Every time I brought home a cauliflower, it would hang out in my kitchen for a couple of days, because of this idea that I don’t really want to eat it. But when the desire to not waste any food won it from my thoughts, I chopped it in half, and devided each half in smaller florets. The florets of one half would go on a baking tray with a little oil and some spices like smoked paprika or curry powder. And the florets of the other half went in a pan to become an effortless soup, where the most important thing to do was: to not overcook the cauliflower. Some days easier said than done. But really important to try to achieve, for cauliflower gets this horrible cauliflowery flavour when it’s overcooked. But when the florets are just cooked, they make for a smooth, creamy soup.
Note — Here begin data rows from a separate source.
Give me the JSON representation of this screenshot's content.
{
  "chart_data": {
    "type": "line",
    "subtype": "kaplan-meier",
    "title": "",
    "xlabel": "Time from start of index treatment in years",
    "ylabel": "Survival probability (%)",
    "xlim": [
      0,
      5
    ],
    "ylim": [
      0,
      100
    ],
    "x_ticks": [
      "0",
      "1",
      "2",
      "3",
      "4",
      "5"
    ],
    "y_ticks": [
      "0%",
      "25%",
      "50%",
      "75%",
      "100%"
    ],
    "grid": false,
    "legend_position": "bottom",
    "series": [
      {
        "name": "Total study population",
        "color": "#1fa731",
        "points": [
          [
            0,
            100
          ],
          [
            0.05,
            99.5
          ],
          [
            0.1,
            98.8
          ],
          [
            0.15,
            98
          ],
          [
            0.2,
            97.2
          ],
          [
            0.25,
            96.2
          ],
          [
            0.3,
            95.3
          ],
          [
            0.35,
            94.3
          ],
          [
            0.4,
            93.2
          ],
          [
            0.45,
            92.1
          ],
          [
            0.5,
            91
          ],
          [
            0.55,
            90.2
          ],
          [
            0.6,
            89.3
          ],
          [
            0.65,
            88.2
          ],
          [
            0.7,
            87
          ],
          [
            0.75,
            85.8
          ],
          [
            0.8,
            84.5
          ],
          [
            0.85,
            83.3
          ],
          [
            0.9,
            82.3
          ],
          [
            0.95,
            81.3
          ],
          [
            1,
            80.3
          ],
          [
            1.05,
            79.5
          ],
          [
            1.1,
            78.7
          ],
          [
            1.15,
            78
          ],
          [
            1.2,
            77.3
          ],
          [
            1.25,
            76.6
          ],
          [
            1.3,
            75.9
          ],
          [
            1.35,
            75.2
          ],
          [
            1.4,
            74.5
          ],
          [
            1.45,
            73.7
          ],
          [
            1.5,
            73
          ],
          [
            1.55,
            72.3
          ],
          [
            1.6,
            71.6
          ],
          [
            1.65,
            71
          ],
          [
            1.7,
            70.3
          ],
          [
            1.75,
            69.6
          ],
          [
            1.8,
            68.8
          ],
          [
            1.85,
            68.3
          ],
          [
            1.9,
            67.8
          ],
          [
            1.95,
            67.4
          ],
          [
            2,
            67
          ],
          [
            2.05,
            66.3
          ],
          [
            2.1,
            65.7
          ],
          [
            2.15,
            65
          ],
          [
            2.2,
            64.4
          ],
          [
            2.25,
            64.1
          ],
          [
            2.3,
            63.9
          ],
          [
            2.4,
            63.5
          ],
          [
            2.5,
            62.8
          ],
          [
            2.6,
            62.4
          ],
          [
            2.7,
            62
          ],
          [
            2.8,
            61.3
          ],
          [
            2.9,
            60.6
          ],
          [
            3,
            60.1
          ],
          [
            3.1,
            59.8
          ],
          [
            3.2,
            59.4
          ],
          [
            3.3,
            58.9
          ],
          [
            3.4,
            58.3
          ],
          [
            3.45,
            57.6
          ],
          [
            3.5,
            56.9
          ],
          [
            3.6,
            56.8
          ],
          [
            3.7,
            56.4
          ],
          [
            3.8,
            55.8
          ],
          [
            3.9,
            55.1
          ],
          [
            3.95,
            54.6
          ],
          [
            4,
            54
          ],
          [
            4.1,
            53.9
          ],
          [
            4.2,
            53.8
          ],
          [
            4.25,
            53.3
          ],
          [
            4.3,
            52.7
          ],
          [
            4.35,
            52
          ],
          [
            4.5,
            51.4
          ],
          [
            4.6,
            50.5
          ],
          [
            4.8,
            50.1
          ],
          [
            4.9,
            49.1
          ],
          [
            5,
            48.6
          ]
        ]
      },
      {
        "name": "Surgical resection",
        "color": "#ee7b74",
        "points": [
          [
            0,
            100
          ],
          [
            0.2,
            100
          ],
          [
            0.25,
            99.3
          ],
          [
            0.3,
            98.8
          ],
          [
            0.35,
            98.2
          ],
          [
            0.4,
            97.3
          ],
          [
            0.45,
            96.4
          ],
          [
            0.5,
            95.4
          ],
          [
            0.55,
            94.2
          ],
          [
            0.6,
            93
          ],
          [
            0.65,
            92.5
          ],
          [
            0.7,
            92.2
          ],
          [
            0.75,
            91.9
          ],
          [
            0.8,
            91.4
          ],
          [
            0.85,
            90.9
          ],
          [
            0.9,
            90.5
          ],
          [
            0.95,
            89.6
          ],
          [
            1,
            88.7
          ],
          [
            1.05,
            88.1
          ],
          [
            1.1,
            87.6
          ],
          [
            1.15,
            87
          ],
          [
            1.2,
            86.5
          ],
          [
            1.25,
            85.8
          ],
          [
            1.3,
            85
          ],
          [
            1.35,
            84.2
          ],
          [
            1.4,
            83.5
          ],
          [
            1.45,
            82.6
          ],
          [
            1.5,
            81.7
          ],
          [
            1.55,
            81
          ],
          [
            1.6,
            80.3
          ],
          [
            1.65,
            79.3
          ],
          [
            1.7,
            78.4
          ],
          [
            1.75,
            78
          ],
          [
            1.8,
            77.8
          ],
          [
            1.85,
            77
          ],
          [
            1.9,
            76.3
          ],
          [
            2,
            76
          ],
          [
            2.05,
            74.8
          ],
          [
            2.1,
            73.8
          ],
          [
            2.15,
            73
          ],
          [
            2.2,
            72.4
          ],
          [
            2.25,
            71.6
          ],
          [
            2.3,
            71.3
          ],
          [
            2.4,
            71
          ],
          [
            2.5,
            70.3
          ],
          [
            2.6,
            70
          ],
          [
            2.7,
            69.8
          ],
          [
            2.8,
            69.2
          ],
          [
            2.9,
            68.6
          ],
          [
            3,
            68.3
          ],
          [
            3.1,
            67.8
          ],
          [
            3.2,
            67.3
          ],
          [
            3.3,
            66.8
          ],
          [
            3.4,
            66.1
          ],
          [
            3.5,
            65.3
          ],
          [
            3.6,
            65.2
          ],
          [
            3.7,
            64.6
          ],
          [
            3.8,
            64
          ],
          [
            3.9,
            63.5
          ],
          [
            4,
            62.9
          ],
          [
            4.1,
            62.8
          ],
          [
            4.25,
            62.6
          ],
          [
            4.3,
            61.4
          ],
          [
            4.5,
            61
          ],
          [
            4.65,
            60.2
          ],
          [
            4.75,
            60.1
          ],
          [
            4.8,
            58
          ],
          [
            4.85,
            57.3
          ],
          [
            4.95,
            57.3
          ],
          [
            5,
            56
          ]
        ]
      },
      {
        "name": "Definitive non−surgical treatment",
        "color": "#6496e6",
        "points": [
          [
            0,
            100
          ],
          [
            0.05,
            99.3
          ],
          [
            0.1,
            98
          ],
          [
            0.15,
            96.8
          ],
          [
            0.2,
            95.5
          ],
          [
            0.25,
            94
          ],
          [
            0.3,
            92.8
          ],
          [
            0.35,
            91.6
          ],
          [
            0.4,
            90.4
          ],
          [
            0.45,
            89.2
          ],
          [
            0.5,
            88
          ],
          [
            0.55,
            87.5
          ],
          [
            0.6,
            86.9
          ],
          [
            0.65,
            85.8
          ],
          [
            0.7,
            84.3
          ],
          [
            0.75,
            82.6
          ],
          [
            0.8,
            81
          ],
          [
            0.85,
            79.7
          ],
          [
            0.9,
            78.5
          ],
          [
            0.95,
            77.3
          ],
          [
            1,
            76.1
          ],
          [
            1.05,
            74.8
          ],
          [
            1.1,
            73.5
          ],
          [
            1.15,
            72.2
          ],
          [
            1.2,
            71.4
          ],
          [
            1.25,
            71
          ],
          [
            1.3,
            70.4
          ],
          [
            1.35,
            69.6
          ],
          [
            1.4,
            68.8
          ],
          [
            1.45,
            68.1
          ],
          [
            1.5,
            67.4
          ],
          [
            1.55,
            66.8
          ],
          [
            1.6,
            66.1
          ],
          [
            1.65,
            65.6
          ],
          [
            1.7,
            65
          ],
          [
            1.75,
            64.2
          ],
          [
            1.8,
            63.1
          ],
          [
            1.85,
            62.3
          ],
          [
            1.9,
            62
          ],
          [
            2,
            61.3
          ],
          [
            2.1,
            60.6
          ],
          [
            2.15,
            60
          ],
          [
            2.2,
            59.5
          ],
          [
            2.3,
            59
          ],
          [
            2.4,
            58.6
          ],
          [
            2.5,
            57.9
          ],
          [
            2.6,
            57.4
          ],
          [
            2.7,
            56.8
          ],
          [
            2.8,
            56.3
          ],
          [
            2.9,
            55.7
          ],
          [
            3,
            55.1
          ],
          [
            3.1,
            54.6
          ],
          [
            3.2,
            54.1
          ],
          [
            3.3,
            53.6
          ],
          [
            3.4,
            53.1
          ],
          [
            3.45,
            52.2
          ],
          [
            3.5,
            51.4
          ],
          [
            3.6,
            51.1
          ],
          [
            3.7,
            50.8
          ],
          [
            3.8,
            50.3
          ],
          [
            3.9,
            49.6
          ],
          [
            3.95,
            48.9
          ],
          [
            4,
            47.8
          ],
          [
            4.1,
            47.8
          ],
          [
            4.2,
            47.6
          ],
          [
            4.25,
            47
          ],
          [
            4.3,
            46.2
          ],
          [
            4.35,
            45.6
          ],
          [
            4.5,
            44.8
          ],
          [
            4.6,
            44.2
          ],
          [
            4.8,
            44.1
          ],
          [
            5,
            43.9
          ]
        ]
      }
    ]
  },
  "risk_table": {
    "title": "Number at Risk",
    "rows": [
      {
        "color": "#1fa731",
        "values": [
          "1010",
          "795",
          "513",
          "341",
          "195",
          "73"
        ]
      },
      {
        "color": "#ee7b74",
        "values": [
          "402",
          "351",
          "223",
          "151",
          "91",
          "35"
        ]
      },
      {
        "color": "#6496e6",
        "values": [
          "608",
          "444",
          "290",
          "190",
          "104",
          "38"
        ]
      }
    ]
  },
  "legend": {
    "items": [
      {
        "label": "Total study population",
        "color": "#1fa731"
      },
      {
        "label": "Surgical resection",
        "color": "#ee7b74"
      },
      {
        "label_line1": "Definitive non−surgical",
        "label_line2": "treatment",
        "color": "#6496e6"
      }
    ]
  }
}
This week marks the end of summer for my classes resume next tuesday. But before I’ll go back to my books, I’m going to camp near the beach in France to enjoy the last days of summer. Since I have eaten this soup for about half of my summer lunches, and I typically don’t care for cooking anything twice in a timespan of six to twelve months, I love to share this non-recipe.
I hope you enjoy it.
This is an easy recipe for alliumfree cauliflower soup.
- 1/2 head cauliflower, 300 grams
- 2 cups vegetable or chicken stock
- salt + pepper
Divide the cauliflower into small florets. You can do this either by just breaking them up, or by using a knife. Make sure the florets are about the same size in order for them to cook evenly. Put the florets in a small pan, so the stock will cover the florets. Also, if the pan is to big it will be difficult to blend the soup with a stick blender.
Add the stock and cover with a lid. Simmer until cooked, approximately 15 minutes. Make sure you do not overcook the cauliflower. When the florets are soft, take the pan off the stove. Cool slightly to avoid explosions while blending.
Blend the florets and the stock into a smooth, creamy consistency. Season to taste.
To spice things up, add some sriracha or chili oil.